Is Wall Street optimism over reaching rational expectations?

PIMCO's Bill Gross argues that median GDP and capital stock returns have been based on 5% PA whereas the government policy efforts to re-inflate the economy have hidden costs and restraints that will reduce median GDP and capital stock returns to 3% PA. This means a new period of sluggish growth and high unemployment where people will have less disposable income.

I have argued in the past that we risk a period of prolonged sluggish growth with high levels of public debt that become a permanent drag on the US economy. The major ideological battle of the new Obama administration is over ultimate control of the US economy between government and the private sector. President Obama is committed to government control as the superior solution. I believe that these policies will result in a poorer country than Americans have been accustomed in the past with lower competitiveness in global markets.

The stimulus plan is based largely on government programs. Efforts to promote 'Cap and Trade' policies and universal Health Care represent the transfer of an increasing share of the US economy to the US government. Already a large share of the banking industry and the US auto industry has been transferred to the government. The FED has a vastly expanded balance sheet.

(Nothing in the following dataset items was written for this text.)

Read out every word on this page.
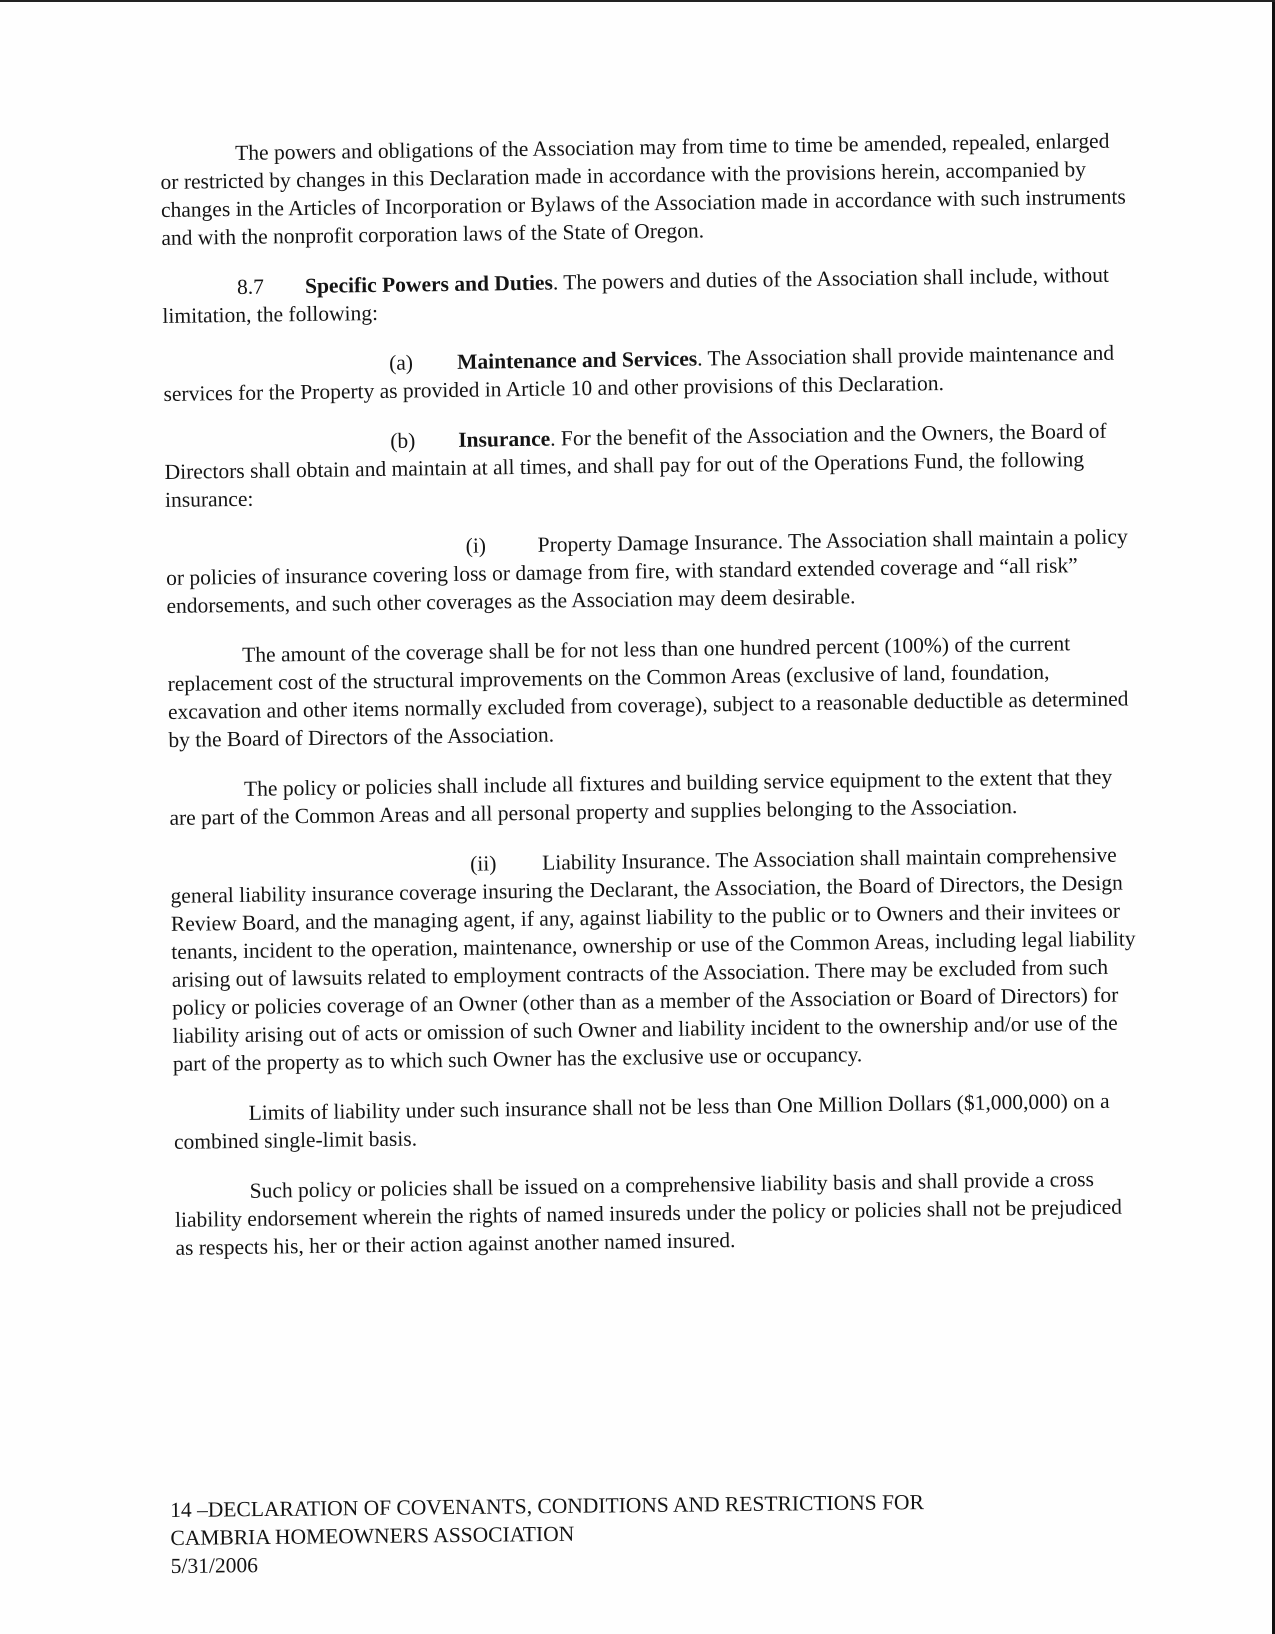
The powers and obligations of the Association may from time to time be amended, repealed, enlarged or restricted by changes in this Declaration made in accordance with the provisions herein, accompanied by changes in the Articles of Incorporation or Bylaws of the Association made in accordance with such instruments and with the nonprofit corporation laws of the State of Oregon.

8.7 Specific Powers and Duties. The powers and duties of the Association shall include, without limitation, the following:

(a) Maintenance and Services. The Association shall provide maintenance and services for the Property as provided in Article 10 and other provisions of this Declaration.

(b) Insurance. For the benefit of the Association and the Owners, the Board of Directors shall obtain and maintain at all times, and shall pay for out of the Operations Fund, the following insurance:

(i) Property Damage Insurance. The Association shall maintain a policy or policies of insurance covering loss or damage from fire, with standard extended coverage and “all risk” endorsements, and such other coverages as the Association may deem desirable.

The amount of the coverage shall be for not less than one hundred percent (100%) of the current replacement cost of the structural improvements on the Common Areas (exclusive of land, foundation, excavation and other items normally excluded from coverage), subject to a reasonable deductible as determined by the Board of Directors of the Association.

The policy or policies shall include all fixtures and building service equipment to the extent that they are part of the Common Areas and all personal property and supplies belonging to the Association.

(ii) Liability Insurance. The Association shall maintain comprehensive general liability insurance coverage insuring the Declarant, the Association, the Board of Directors, the Design Review Board, and the managing agent, if any, against liability to the public or to Owners and their invitees or tenants, incident to the operation, maintenance, ownership or use of the Common Areas, including legal liability arising out of lawsuits related to employment contracts of the Association. There may be excluded from such policy or policies coverage of an Owner (other than as a member of the Association or Board of Directors) for liability arising out of acts or omission of such Owner and liability incident to the ownership and/or use of the part of the property as to which such Owner has the exclusive use or occupancy.

Limits of liability under such insurance shall not be less than One Million Dollars ($1,000,000) on a combined single-limit basis.

Such policy or policies shall be issued on a comprehensive liability basis and shall provide a cross liability endorsement wherein the rights of named insureds under the policy or policies shall not be prejudiced as respects his, her or their action against another named insured.

14 –DECLARATION OF COVENANTS, CONDITIONS AND RESTRICTIONS FOR
CAMBRIA HOMEOWNERS ASSOCIATION
5/31/2006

All these programs are rife with hidden costs and restraints. Further the expansion of US sovereign debt has been substantial. There are rising risks in currency devaluation and higher interest rate exposure. Little has been done to address the problems of over-leveraging . There is no additional resources to assist the underlying goods and services economy.

As Mr. Gross puts it:

"Investment conclusions? A 3% nominal GDP “new normal” means lower profit growth, permanently higher unemployment, capped consumer spending growth rates and an increasing involvement of the government sector, which substantially changes the character of the American capitalistic model. High risk bonds, commercial real estate, and even lower quality municipal bonds may suffer more than cyclical defaults if not government supported. Stock P/Es will rest at lower historical norms, and higher stock prices will ultimately depend on tangible earnings growth in the form of increased dividends, not green shoots hope. An investor should remember that a journey to 3% nominal GDP means default/haircuts for assets on the upper end of the risk spectrum, as well as extremely low yielding returns for government and government-guaranteed assets at the bottom end.

A corollary of this is that the US financial sector is far larger than warranted and needs considerable downsizing.